The really crazy part came when I tried to delete the sparsebundle file after using Disk Utility to restore its contents onto my new FireWire drive.  After the Finder warned me that the file would be deleted immediately, and I clicked OK, it took about an hour for it to delete the one file.  (That’s probably because it’s a bundle hiding who knows how many actual files behind one icon.)

It does work, if agonizingly slowly, and it has saved us from disaster once: my girlfriend’s hard drive died, but we were able to restore its contents from the Time Machine backup on the Time Capsule.  Of course, it took the better part of a day to restore under 200GB of data, but she was happy to get her stuff back.

One place where the Time Capsule does fall down is in certain migrations from one Mac to another.  The files on the Time Capsule are keyed to the system’s name and MAC address.  When you move to a new Mac, you may find you have to create a new backup file on the Time Capsule.  While you can still access the old file, Time Machine will no longer automatically prune that file when your backups fill the Time Capsule.  You’ll either have to delete your old backup image, accept a much smaller active backup space, or attach an external USB2.0 drive to the Time Capsule for additional storage.  In my case, I used Disk Utility to “restore” the old image onto a new external hard drive.  When I pointed Time Machine at the external hard drive, it recognized that it contained backups for a Mac with a different name, and asked if I wanted to use it anyway. You don’t get this option if all you have is the Time Capsule.

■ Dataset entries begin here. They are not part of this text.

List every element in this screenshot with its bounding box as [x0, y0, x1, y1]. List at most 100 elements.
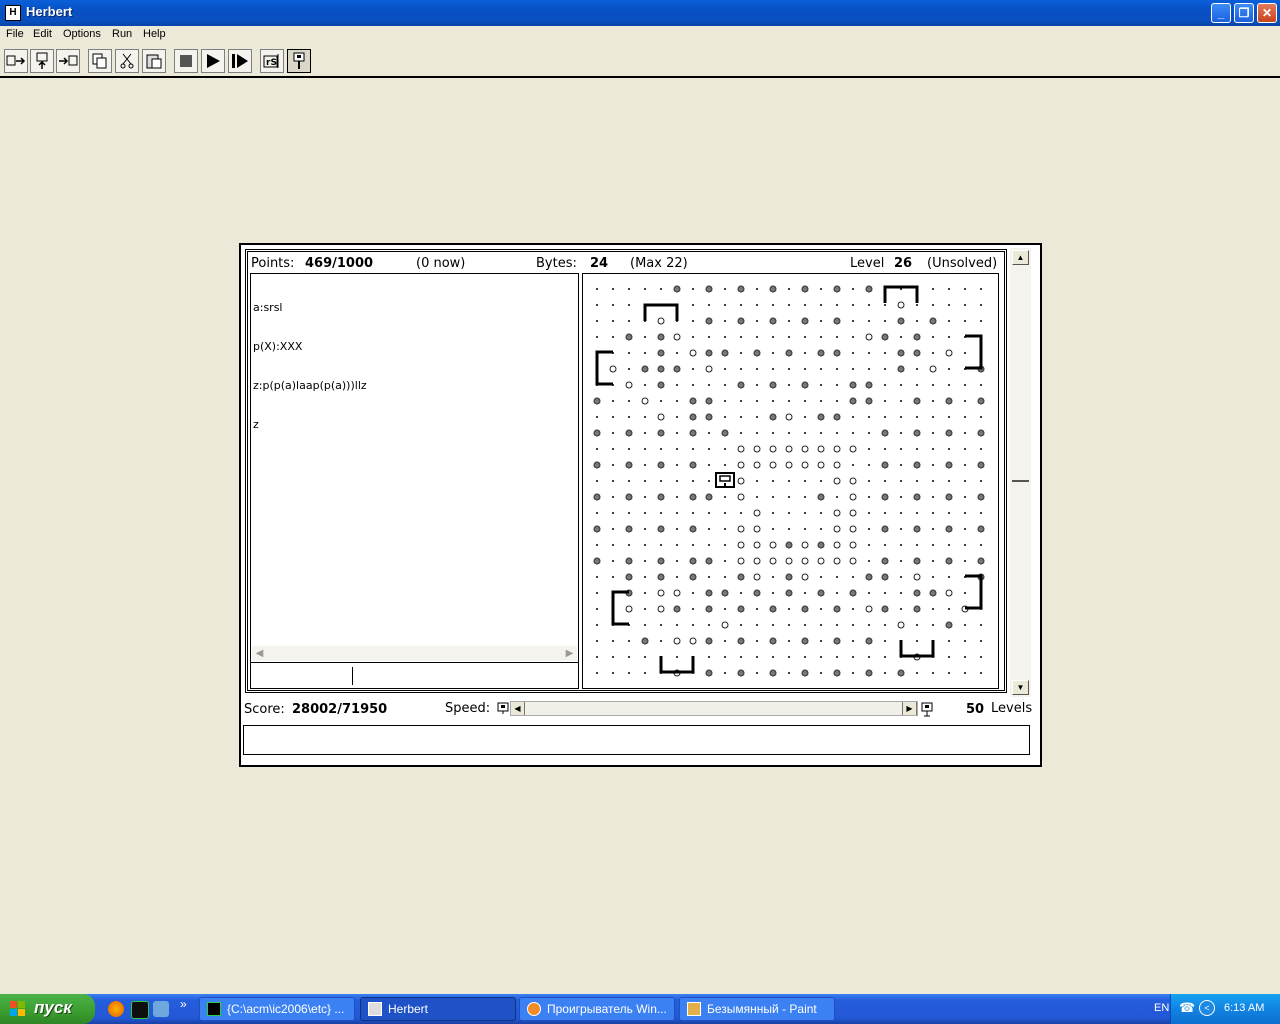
slow-robot-icon	[497, 701, 509, 718]
grid-dot	[884, 592, 886, 594]
gray-button-cell	[753, 349, 761, 357]
grid-dot	[724, 656, 726, 658]
command-input[interactable]	[251, 662, 578, 689]
quicklaunch-chevron[interactable]: »	[180, 997, 187, 1011]
grid-dot	[724, 512, 726, 514]
cut-icon[interactable]	[115, 49, 139, 73]
step-icon[interactable]	[228, 49, 252, 73]
reset-icon[interactable]: rS	[260, 49, 284, 73]
speed-decrease-icon[interactable]: ◀	[511, 702, 525, 715]
grid-dot	[756, 640, 758, 642]
grid-dot	[612, 432, 614, 434]
game-board[interactable]	[582, 273, 999, 689]
grid-dot	[708, 576, 710, 578]
grid-dot	[804, 352, 806, 354]
console-icon[interactable]	[131, 1001, 149, 1019]
grid-dot	[644, 336, 646, 338]
gray-button-cell	[657, 349, 665, 357]
start-button[interactable]: пуск	[0, 994, 95, 1024]
grid-dot	[932, 512, 934, 514]
score-label: Score:	[244, 702, 285, 717]
level-vscrollbar[interactable]: ▲ ▼	[1010, 248, 1031, 697]
scroll-right-icon[interactable]: ▶	[562, 646, 577, 661]
grid-dot	[660, 480, 662, 482]
grid-dot	[900, 592, 902, 594]
editor-hscrollbar[interactable]: ◀ ▶	[252, 646, 577, 661]
grid-dot	[660, 640, 662, 642]
start-label: пуск	[34, 998, 72, 1017]
grid-dot	[772, 528, 774, 530]
speed-increase-icon[interactable]: ▶	[902, 702, 917, 715]
grid-dot	[900, 544, 902, 546]
scroll-left-icon[interactable]: ◀	[252, 646, 267, 661]
ie-icon[interactable]	[153, 1001, 169, 1017]
gray-button-cell	[705, 589, 713, 597]
grid-dot	[868, 512, 870, 514]
grid-dot	[932, 448, 934, 450]
code-editor[interactable]: a:srsl p(X):XXX z:p(p(a)laap(p(a)))llz z…	[250, 273, 579, 689]
scroll-down-icon[interactable]: ▼	[1012, 680, 1029, 695]
toolbar: rS	[0, 45, 1280, 78]
task-console[interactable]: {C:\acm\ic2006\etc} ...	[199, 997, 355, 1021]
gray-button-cell	[865, 637, 873, 645]
copy-icon[interactable]	[88, 49, 112, 73]
herbert-task-icon	[368, 1002, 382, 1016]
grid-dot	[964, 304, 966, 306]
grid-dot	[948, 480, 950, 482]
tray-expand-icon[interactable]: <	[1199, 1000, 1215, 1016]
menu-edit[interactable]: Edit	[33, 28, 52, 40]
gray-button-cell	[593, 429, 601, 437]
restore-button[interactable]: ❐	[1234, 3, 1254, 23]
language-indicator[interactable]: EN	[1154, 1002, 1169, 1014]
menu-file[interactable]: File	[6, 28, 24, 40]
task-herbert[interactable]: Herbert	[360, 997, 516, 1021]
grid-dot	[692, 544, 694, 546]
scroll-thumb[interactable]	[1012, 480, 1029, 482]
open-icon[interactable]	[4, 49, 28, 73]
gray-button-cell	[721, 589, 729, 597]
stop-icon[interactable]	[174, 49, 198, 73]
white-button-cell	[833, 509, 841, 517]
firefox-icon[interactable]	[108, 1001, 124, 1017]
task-paint[interactable]: Безымянный - Paint	[679, 997, 835, 1021]
wall-segment	[965, 334, 983, 370]
grid-dot	[756, 416, 758, 418]
grid-dot	[804, 400, 806, 402]
grid-dot	[788, 624, 790, 626]
grid-dot	[868, 656, 870, 658]
gray-button-cell	[945, 461, 953, 469]
save-icon[interactable]	[30, 49, 54, 73]
play-icon[interactable]	[201, 49, 225, 73]
menu-run[interactable]: Run	[112, 28, 132, 40]
grid-dot	[948, 544, 950, 546]
robot-icon[interactable]	[287, 49, 311, 73]
task-media-player[interactable]: Проигрыватель Win...	[519, 997, 675, 1021]
white-button-cell	[705, 365, 713, 373]
grid-dot	[836, 368, 838, 370]
menu-help[interactable]: Help	[143, 28, 166, 40]
grid-dot	[612, 288, 614, 290]
gray-button-cell	[833, 669, 841, 677]
fast-robot-icon	[921, 701, 935, 720]
network-icon[interactable]: ☎	[1179, 1000, 1195, 1016]
gray-button-cell	[977, 397, 985, 405]
minimize-button[interactable]: _	[1211, 3, 1231, 23]
grid-dot	[964, 480, 966, 482]
grid-dot	[868, 432, 870, 434]
paste-icon[interactable]	[142, 49, 166, 73]
grid-dot	[788, 672, 790, 674]
menu-options[interactable]: Options	[63, 28, 101, 40]
levels-label[interactable]: Levels	[991, 701, 1032, 716]
close-button[interactable]: ✕	[1257, 3, 1277, 23]
points-label: Points:	[251, 256, 295, 271]
white-button-cell	[849, 445, 857, 453]
grid-dot	[676, 576, 678, 578]
scroll-up-icon[interactable]: ▲	[1012, 250, 1029, 265]
grid-dot	[644, 352, 646, 354]
export-icon[interactable]	[56, 49, 80, 73]
speed-slider[interactable]: ◀ ▶	[510, 701, 918, 716]
grid-dot	[980, 288, 982, 290]
grid-dot	[836, 384, 838, 386]
code-text[interactable]: a:srsl p(X):XXX z:p(p(a)laap(p(a)))llz z	[253, 275, 367, 457]
taskbar: пуск » {C:\acm\ic2006\etc} ... Herbert П…	[0, 994, 1280, 1024]
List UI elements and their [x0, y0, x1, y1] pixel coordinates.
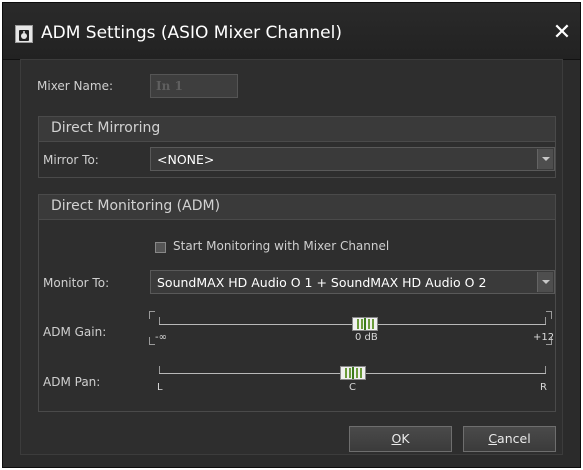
gain-max-label: +12 [533, 332, 555, 343]
ok-button[interactable]: OK [349, 426, 452, 452]
chevron-down-icon[interactable] [537, 272, 553, 292]
gain-center-label: 0 dB [355, 332, 378, 343]
monitor-to-value: SoundMAX HD Audio O 1 + SoundMAX HD Audi… [157, 275, 487, 290]
adm-pan-label: ADM Pan: [43, 375, 101, 389]
start-monitoring-checkbox[interactable] [155, 242, 166, 253]
speaker-icon [15, 25, 33, 43]
window-title: ADM Settings (ASIO Mixer Channel) [41, 23, 342, 43]
pan-left-label: L [157, 382, 163, 393]
mirror-to-label: Mirror To: [43, 153, 99, 167]
start-monitoring-label: Start Monitoring with Mixer Channel [173, 239, 390, 253]
adm-gain-slider[interactable]: -∞ 0 dB +12 [147, 311, 555, 351]
cancel-mnemonic: C [488, 431, 498, 446]
chevron-down-icon[interactable] [537, 149, 553, 169]
mixer-name-field: In 1 [150, 74, 238, 98]
close-icon[interactable]: ✕ [550, 21, 574, 45]
mirror-to-value: <NONE> [157, 152, 215, 167]
gain-min-label: -∞ [155, 332, 167, 343]
title-bar[interactable]: ADM Settings (ASIO Mixer Channel) ✕ [3, 3, 580, 60]
cancel-label-rest: ancel [497, 431, 531, 446]
gain-thumb[interactable] [352, 317, 378, 331]
gain-range-bracket [546, 311, 552, 319]
mixer-name-label: Mixer Name: [37, 79, 113, 93]
direct-monitoring-group: Direct Monitoring (ADM) Start Monitoring… [38, 194, 556, 412]
adm-pan-slider[interactable]: L C R [147, 360, 555, 400]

I hope Apple creates a Time Capsule Version 2 that’s actually useful for backing up and restoring multiple Macs in one household. I’d like to see a version that has two or three 2.5-inch, 10k RPM drives with a hardware RAID, and an A4 processor providing wire-speed networking. It should also implement a network protocol that works natively with Time Machine, not using the wonky sparsebundle format and its speed flaws. (However, it should have some way to dump any given machine’s backups to a disk image, so that users can migrate.

In the meantime, my advice to Mac users is: if at all feasible, go buy external FireWire 800 or USB2.0 hard drives for each of your Macs, and use that as your Time Machine setup.  It will be faster, it will be easier to deal with, and you’ll get more use out of them.  External hard drives are cheap nowadays.